Riku Masuda def. Nonito Donaire KO — Round 8 📍 Yokohama Budokan, Yokohama, Japan | Sunday, 15 March 2026 WBA World Bantamweight Final Eliminator (118 lbs) — 10 rounds scheduled | U Next Boxing 5
64-67, 63-68, 63-68 for Masuda after seven rounds. That’s the equivalent of five or six rounds to one or two on each judge’s card. This is the critical data point: the stoppage in round 8 didn’t gift Masuda the victory — the points were already settled. He finished a fight he was already winning decisively.
That matters for interpreting the performance. Some stoppage finishes flatter the winner, catching a tired opponent late in a close contest. This was different. Masuda built an insurmountable lead and then applied the finish. The data tells the story of total control.
The Tale of the Tape makes the narrative visceral:
| Masuda | Donaire | |
|---|---|---|
| Record (after) | 9-1 | 43-9 |
| Age | 28 | 43 |
| Nationality | 🇯🇵 Japan | 🇵🇭 Philippines |
| Height | 5’6” / 168cm | 5’5” / 166cm |
| Reach | 69.7” / 177cm | 68.1” / 173cm |
| Stance | Southpaw | Orthodox |
| Debut | 2022 | 2001 |
| Pro Rounds | ~30 | 320 |
Donaire debuted professionally in 2001 — when Masuda was four years old. He has fought 320 professional rounds across five weight divisions. He stopped Vic Darchinyan in 2007. He had two of the decade’s great bantamweight battles with Naoya Inoue. He won world titles at super bantamweight, bantamweight, featherweight, and super featherweight. His career is, by any measure, a hall-of-fame achievement.

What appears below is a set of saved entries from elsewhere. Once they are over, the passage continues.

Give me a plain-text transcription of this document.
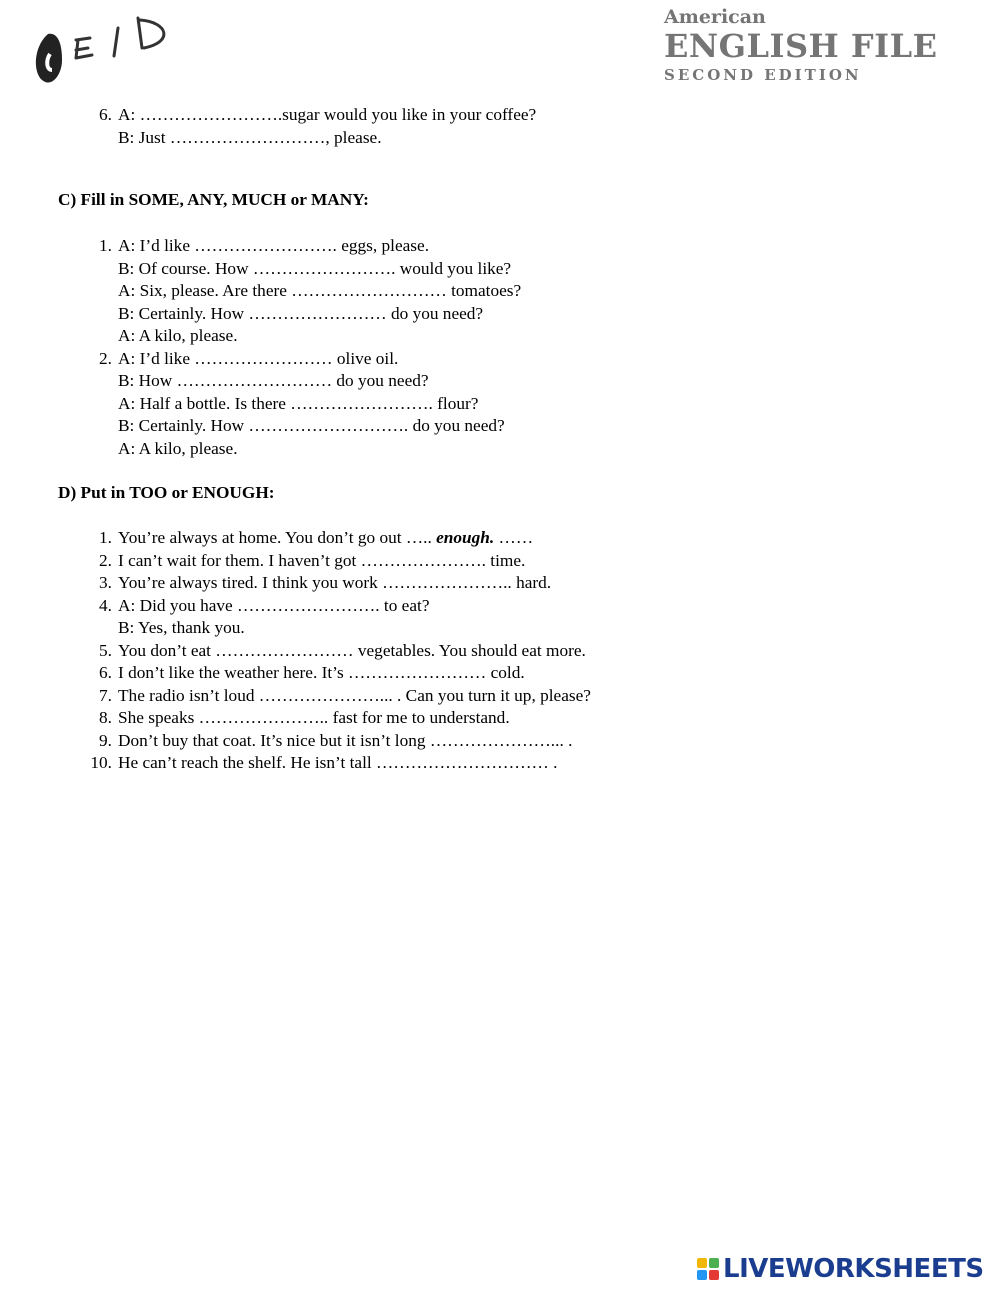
American
ENGLISH FILE
SECOND EDITION
6. A: …………………….sugar would you like in your coffee?
B: Just ………………………, please.
C) Fill in SOME, ANY, MUCH or MANY:
1. A: I’d like ……………………. eggs, please.
B: Of course. How ……………………. would you like?
A: Six, please. Are there ……………………… tomatoes?
B: Certainly. How …………………… do you need?
A: A kilo, please.
2. A: I’d like …………………… olive oil.
B: How ……………………… do you need?
A: Half a bottle. Is there ……………………. flour?
B: Certainly. How ………………………. do you need?
A: A kilo, please.
D) Put in TOO or ENOUGH:
1. You’re always at home. You don’t go out ….. enough. ……
2. I can’t wait for them. I haven’t got …………………. time.
3. You’re always tired. I think you work ………………….. hard.
4. A: Did you have ……………………. to eat?
B: Yes, thank you.
5. You don’t eat …………………… vegetables. You should eat more.
6. I don’t like the weather here. It’s …………………… cold.
7. The radio isn’t loud …………………... . Can you turn it up, please?
8. She speaks ………………….. fast for me to understand.
9. Don’t buy that coat. It’s nice but it isn’t long …………………... .
10. He can’t reach the shelf. He isn’t tall ………………………… .
LIVEWORKSHEETS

And tonight, in front of a home crowd backing Masuda, those 320 rounds of accumulated wear counted against him. Masuda’s height edge, his longer reach, and the constant structural problem posed by his southpaw stance gave Donaire no angles he hadn’t been struggling with for years. By the middle rounds, the right hooks were landing with worrying frequency.
If the result was a shock to the casual viewer, the form data had been signalling it for some time:
| Date | Opponent | Result |
|---|---|---|
| Dec 2025 | Seiya Tsutsumi | L SD12 — WBA title shot |
| Jun 2025 | Andres Campos | W UD12 |
| Jul 2023 | Alejandro Santiago | L UD12 — WBO title eliminator |
| Jun 2022 | Naoya Inoue II | L TKO2 — undisputed title |
| Dec 2021 | Reymart Gaballo | W KO4 — WBC title |
Three losses in his last four fights before tonight. The Tsutsumi split-decision defeat in December — against a Japanese domestic-level champion — should have been the clearest signal. Even when Donaire wins, his margin of victory has narrowed against the quality he’s facing. The 43-year-old body simply doesn’t recover between shots the way it once did.
Masuda came in with back-to-back wins — TKO1 over Michell Banquez (June 2025) and UD10 over Jose Calderon Cervantes (November 2025). His pre-fight record of 8-1 may not feature marquee names, but tonight’s performance showed a fighter already operating at a level above his record suggests.
The reach advantage of nearly two inches, combined with his southpaw stance, gave him a consistent structural edge. He controlled the jab range throughout, stayed composed as Donaire sought desperate openings, and when the finishing opportunity arrived in round 8, he took it cleanly.
He is now the WBA’s mandatory challenger at bantamweight. The world title fight is next.
For Masuda, this is a launching pad. A WBA bantamweight world title shot awaits, against opposition that will provide a genuine examination of where his ceiling sits. On tonight’s evidence, he’s ready for that test.
For Donaire, the harder conversation follows. At 43, with four losses in his last five fights, the record makes the case for retirement — loudly. There is nothing left to prove. He has been the sport’s consummate professional for 25 years, a five-weight world champion, a two-time Fighter of the Year. The sport does not need to take anything more from him. That decision, ultimately, belongs to him alone.
Also on the card at Yokohama Budokan: Anthony Olascuaga retained the WBO World Flyweight title with a dominant round 9 TKO of Jukiya Iimura — every judge had him winning every round at the stoppage.